Der abschließende Teil der Kulturhistorikerin Gabriele Sorgo erweitert die Forschungsarbeit um wertvolle Überlegungen zu einem Wirtschaften im Zusammenhang. Was liegt unserer Ernährung zugrunde – marktorientierte Unternehmen oder Care-Arbeit, also Tätigkeiten der Sorge?  Zusätzlich zu Hand- und Wissensarbeit leisten Landwirt:innen auch emotional-affektive Arbeit, die zwar nicht bezahlt, aber dennoch unentbehrlich ist. So werden die realen Beziehungsgeflechte abseits von effizienzorientierter Agrarindustrie sichtbar, in denen Nahrungsmittel entstehen (S. 24).
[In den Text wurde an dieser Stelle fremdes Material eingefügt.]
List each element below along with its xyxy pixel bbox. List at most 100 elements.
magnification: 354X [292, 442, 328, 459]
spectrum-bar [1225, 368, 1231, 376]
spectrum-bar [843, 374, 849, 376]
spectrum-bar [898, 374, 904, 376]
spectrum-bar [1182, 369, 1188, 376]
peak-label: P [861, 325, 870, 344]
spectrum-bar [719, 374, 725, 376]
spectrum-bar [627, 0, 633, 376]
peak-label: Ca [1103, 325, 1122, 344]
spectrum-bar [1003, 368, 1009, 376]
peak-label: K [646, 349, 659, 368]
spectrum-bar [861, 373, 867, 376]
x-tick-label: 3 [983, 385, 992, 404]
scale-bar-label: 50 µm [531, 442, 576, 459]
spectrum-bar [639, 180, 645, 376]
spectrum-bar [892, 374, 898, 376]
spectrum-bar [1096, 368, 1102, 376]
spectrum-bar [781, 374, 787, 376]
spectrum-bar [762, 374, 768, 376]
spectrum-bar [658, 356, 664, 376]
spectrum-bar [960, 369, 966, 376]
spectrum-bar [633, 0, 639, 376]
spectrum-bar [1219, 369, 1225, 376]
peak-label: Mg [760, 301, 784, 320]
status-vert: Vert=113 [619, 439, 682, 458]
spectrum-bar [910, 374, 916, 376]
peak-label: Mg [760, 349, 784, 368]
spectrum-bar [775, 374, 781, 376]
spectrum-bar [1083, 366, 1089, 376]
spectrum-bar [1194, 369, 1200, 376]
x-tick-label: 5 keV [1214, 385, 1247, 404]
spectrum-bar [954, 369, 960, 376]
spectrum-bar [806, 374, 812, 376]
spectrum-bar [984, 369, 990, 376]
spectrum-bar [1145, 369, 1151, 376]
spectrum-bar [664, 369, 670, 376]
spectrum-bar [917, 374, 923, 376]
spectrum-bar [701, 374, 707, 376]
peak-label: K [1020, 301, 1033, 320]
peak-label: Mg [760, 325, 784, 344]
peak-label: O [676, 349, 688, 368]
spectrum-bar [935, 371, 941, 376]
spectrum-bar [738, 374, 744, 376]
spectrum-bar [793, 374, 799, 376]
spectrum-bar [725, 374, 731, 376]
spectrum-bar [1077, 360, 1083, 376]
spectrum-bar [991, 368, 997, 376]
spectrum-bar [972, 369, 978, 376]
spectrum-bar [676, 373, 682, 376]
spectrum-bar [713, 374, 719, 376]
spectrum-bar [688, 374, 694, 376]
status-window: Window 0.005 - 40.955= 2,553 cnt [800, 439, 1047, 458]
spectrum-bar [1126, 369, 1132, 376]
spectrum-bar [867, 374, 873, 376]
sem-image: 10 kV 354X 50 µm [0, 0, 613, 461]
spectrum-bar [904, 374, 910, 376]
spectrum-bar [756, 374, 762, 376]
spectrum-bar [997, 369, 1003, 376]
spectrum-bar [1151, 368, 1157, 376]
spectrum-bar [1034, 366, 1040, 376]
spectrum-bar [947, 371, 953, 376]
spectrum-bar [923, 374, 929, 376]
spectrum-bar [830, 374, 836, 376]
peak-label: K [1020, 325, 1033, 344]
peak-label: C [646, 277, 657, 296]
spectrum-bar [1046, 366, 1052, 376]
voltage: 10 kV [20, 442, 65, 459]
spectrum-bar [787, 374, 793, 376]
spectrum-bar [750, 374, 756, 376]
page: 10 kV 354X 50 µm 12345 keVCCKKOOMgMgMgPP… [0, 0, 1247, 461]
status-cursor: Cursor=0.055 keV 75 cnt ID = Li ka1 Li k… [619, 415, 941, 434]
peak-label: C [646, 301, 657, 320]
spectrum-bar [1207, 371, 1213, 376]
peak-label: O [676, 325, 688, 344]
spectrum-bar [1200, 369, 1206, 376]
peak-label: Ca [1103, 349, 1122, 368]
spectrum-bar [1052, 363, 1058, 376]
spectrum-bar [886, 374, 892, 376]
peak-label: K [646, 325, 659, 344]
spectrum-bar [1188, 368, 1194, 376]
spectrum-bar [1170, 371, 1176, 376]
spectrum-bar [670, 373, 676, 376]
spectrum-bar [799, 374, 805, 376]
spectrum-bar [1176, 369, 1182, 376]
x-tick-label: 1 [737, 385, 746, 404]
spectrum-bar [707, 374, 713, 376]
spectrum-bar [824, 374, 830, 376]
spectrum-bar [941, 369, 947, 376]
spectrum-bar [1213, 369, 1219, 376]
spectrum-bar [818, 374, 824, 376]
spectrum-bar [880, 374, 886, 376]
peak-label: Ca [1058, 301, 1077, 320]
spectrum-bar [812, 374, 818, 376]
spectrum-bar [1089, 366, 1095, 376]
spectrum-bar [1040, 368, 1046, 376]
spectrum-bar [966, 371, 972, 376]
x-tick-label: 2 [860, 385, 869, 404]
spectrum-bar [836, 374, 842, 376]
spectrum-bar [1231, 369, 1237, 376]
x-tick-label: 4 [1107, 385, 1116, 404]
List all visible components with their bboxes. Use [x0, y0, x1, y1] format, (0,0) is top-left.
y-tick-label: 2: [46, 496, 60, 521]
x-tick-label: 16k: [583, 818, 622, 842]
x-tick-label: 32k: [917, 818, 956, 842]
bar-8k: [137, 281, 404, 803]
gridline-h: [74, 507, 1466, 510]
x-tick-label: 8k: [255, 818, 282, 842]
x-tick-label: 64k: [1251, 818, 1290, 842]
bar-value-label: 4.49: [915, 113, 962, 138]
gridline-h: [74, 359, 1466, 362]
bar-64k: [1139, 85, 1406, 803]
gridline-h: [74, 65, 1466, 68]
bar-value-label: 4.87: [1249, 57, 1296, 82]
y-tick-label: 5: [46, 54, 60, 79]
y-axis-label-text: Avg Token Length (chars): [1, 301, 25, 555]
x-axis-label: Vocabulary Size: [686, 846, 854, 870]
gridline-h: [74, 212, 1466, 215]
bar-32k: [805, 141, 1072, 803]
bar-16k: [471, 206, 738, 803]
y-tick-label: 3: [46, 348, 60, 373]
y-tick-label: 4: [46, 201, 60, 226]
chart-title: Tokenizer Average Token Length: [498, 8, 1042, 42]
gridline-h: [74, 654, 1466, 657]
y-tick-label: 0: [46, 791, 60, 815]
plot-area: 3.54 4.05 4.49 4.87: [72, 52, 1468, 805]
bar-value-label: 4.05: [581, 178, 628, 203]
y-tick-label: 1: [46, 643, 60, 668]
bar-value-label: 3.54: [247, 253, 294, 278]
Der Einfluss kapitalistischer Produktionsbedingungen führte vielfach zu einer Verdinglichung des eigenen Handelns. Die interviewten Akteur:innen dagegen sind in ihre regionalen, sozialen und ökologischen Beziehungsgeflechte eingebettet und reflektieren diese auch. Leider wird deren Wirtschaftsweise oft als irrational oder romantisch dargestellt – im Gegenteil sind sie äußerst innovativ, kreativ und respektvoll. Es sei höchste Zeit, die vorliegenden wissenschaftlichen Erkenntnisse ernst zu nehmen und sorgsame Formen des Wirtschaftens zu etablieren, von denen womöglich das Überleben der Menschheit im 21. Jahrhundert abhängen wird (S. 94; 101f.).

Ein empfehlenswertes Buch

Das Buch liefert über das Thema der Landwirtschaft hinaus wertvolle Erkenntnisse zu einem notwendigen Wandel im Zusammenleben, Arbeiten und Ernähren. Die große Bedeutsamkeit von Beziehungen und vom Eingebunden-Sein in Zusammenhänge wird nicht nur sichtbar, sondern auch als fruchtbar erkannt. Außerdem zeigt es anstelle eines mutlosen Entweder-Oder eine Vielzahl an Möglichkeiten ökologischen Landbaus auf– die „neuen Bäuerinnen und Bauern“ (S. 67) lassen sich nicht in eine Schublade stecken, was nicht nur deren Resilienz stärkt. Das Buch weist selbst die Art von Sorgsamkeit auf, auf die es in der Landwirtschaft ankommt. Man kann sich nur mehr davon wünschen!